MET-RADS-P is a guideline for the treatment response evaluation of systemic metastases of patients with APC, which involves the evaluation of primary focus, bone metastases, lymph node metastases and organ metastases. In this study, we established a semiautomatic pelvic lymph node treatment response evaluation process for patients with APC through lymph node segmentation based on deep learning. Our results showed that the accuracies of automated segmentation-based response assessment were high for all the target lesions, nontarget lesions and nonpathological lesions according to MET-RADS-P criteria and achieved good consistency with the attending radiologist and fellow radiologist.
Based on the morphology and signal characteristics of all acquired images, the MET-RADS-P system mapped unequivocal diseases to 14 predefined body regions [8, 15]. Analysis of lymph node metastases in the pelvis is crucial for clinical practice and drug studies in patients with APC, which is the most common metastatic site [17]. A lymph node's size is highly correlated with survival time, a measurement that radiologists and clinicians perform to monitor disease progression or assess therapeutic options, due to the fact that many malignancies can enlarge lymph nodes [18]. According to the Response Evaluation Criteria in Solid Tumors 1.1 (RECIST 1.1) Guidelines, lymph nodes with a short-axis diameter of at least 10 mm are considered to be enlarged lymph nodes and are clinically significant [19]. The size standard of pathological lymph nodes defined by MET-RADS-P based on MRI was similar to RECIST 1.1, while MET-RADS-P provides a more complete assessment of nodal metastases response including the nontarget nodes and nonpathologic nodes, which was usually qualitatively assessed by RECIST 1.1 criteria.

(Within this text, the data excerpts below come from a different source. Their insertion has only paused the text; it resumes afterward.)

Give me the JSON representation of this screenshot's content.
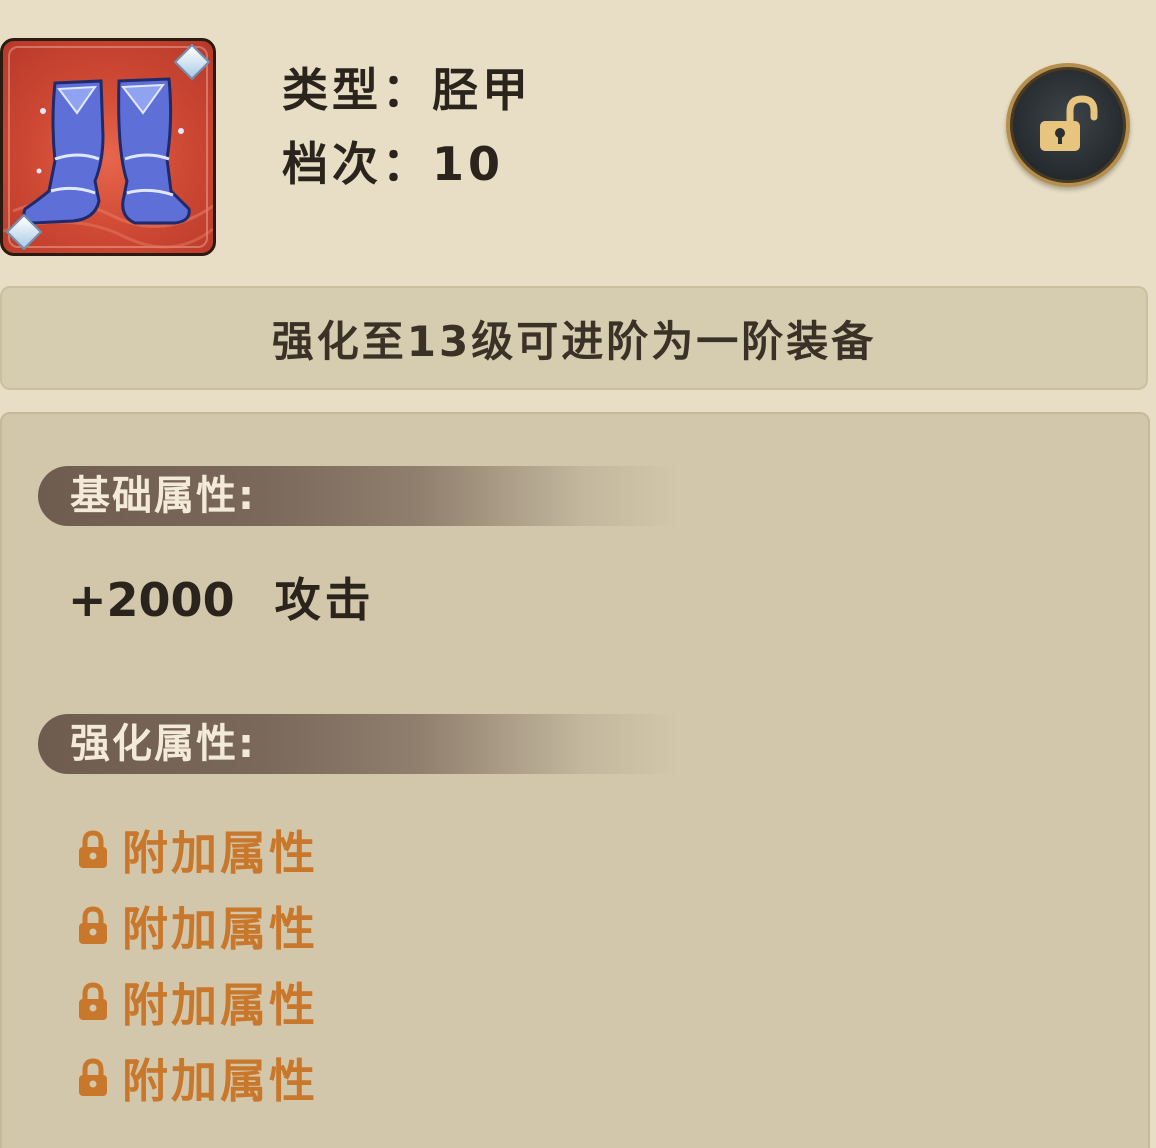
{
  "item": {
    "icon": "greaves-boots-icon",
    "type_line": "类型：胫甲",
    "tier_line": "档次：10"
  },
  "lock_button": {
    "icon": "unlock-padlock-icon",
    "state": "unlocked"
  },
  "notice": "强化至13级可进阶为一阶装备",
  "base_section": {
    "title": "基础属性:",
    "value": "+2000",
    "stat": "攻击"
  },
  "enhance_section": {
    "title": "强化属性:",
    "rows": [
      {
        "icon": "padlock-icon",
        "label": "附加属性"
      },
      {
        "icon": "padlock-icon",
        "label": "附加属性"
      },
      {
        "icon": "padlock-icon",
        "label": "附加属性"
      },
      {
        "icon": "padlock-icon",
        "label": "附加属性"
      }
    ]
  },
  "colors": {
    "background": "#e7dec5",
    "panel": "#d2c7aa",
    "locked_text": "#c8772b",
    "icon_frame": "#d04a34",
    "lock_ring": "#b58f4d"
  }
}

According to the MET-RADS-P criteria, the core whole body MRI protocol designed for bone and lymph node metastasis detection included T1WI (GRE Dixon technique) and axial DWI [8]. DWI is a well-recognized and used sequence for pelvic lymph node imaging, that is able to offer qualitative and quantitative assessments for disease characterizations [14, 20]. Therefore, in this study, we performed the treatment response assessment only on DWI images.

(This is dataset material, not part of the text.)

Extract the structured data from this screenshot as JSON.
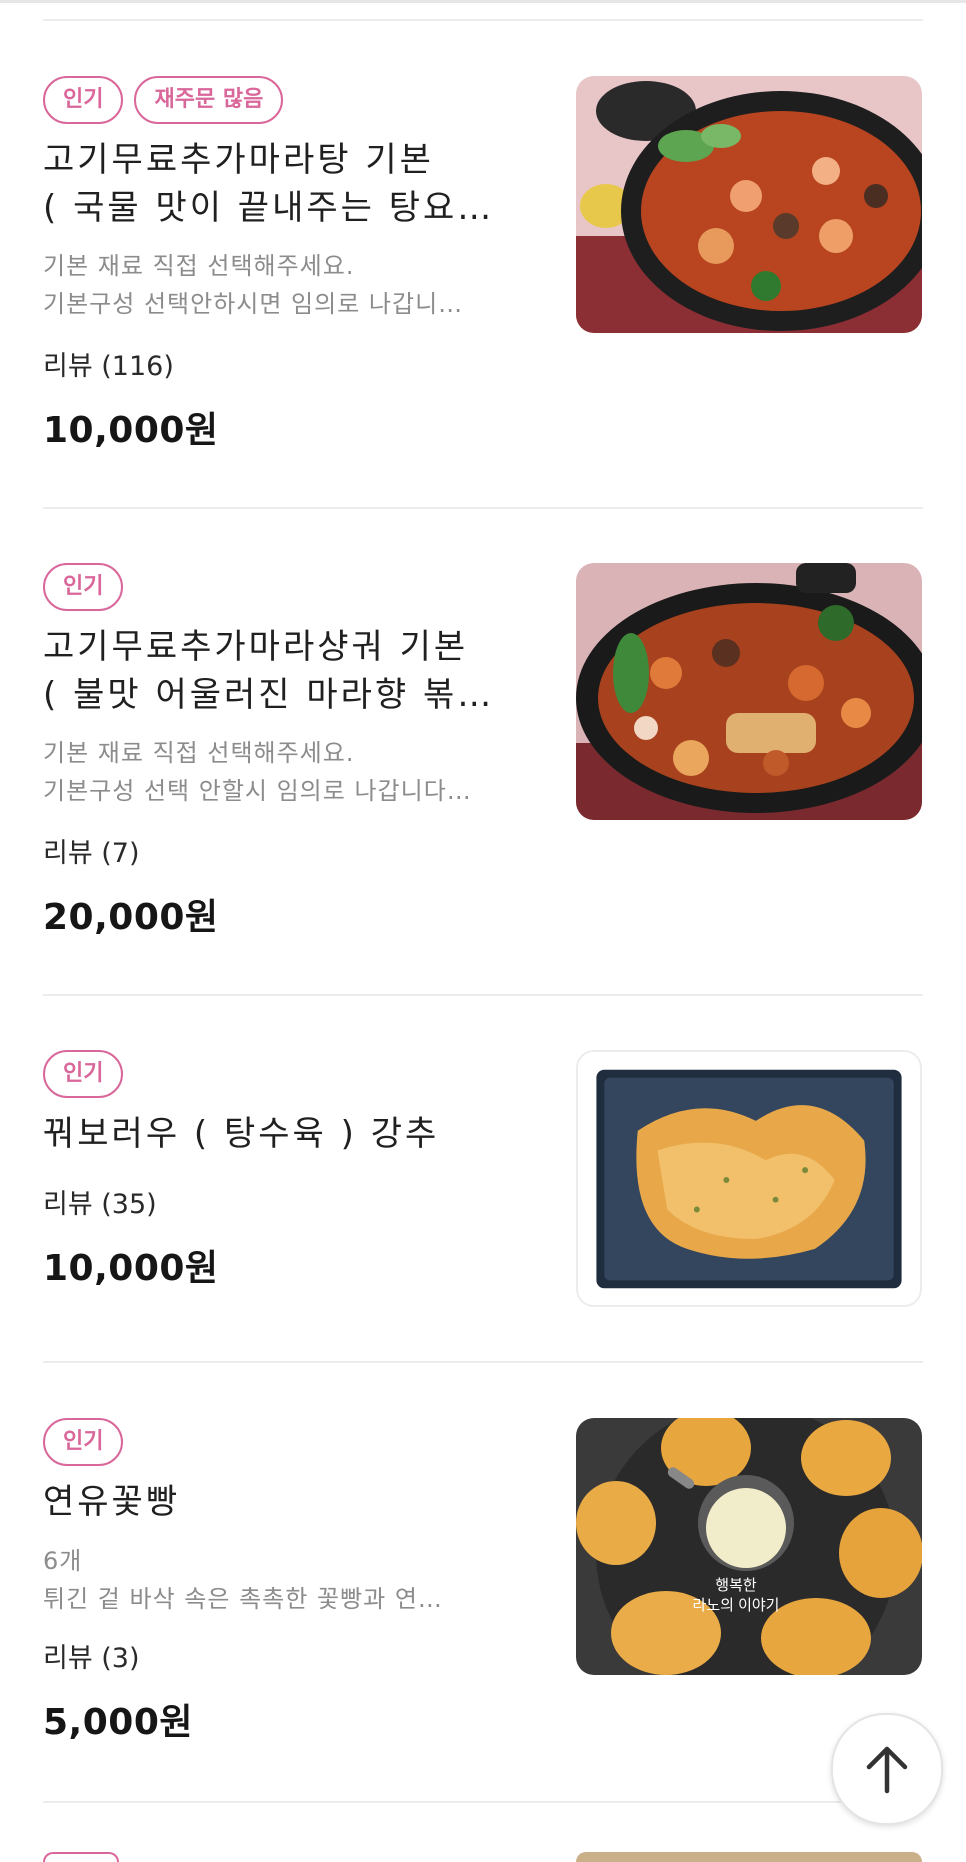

In this study, the established semiautomatic pelvic lymph node treatment response evaluation process according to MET-RADS-P criteria included two parts. First, a previously established pelvic lymph node segmentation model was used to perform the automatic segmentation of lymph nodes. The model achieved good segmentation performance here, which is similar to the segmentation results reported in previous literature (the DSC and VS values for all visible lymph nodes were 0.76 ± 0.15 and 0.82 ± 0.14, respectively) [14], especially the target lesions, further highlighting its potential usefulness.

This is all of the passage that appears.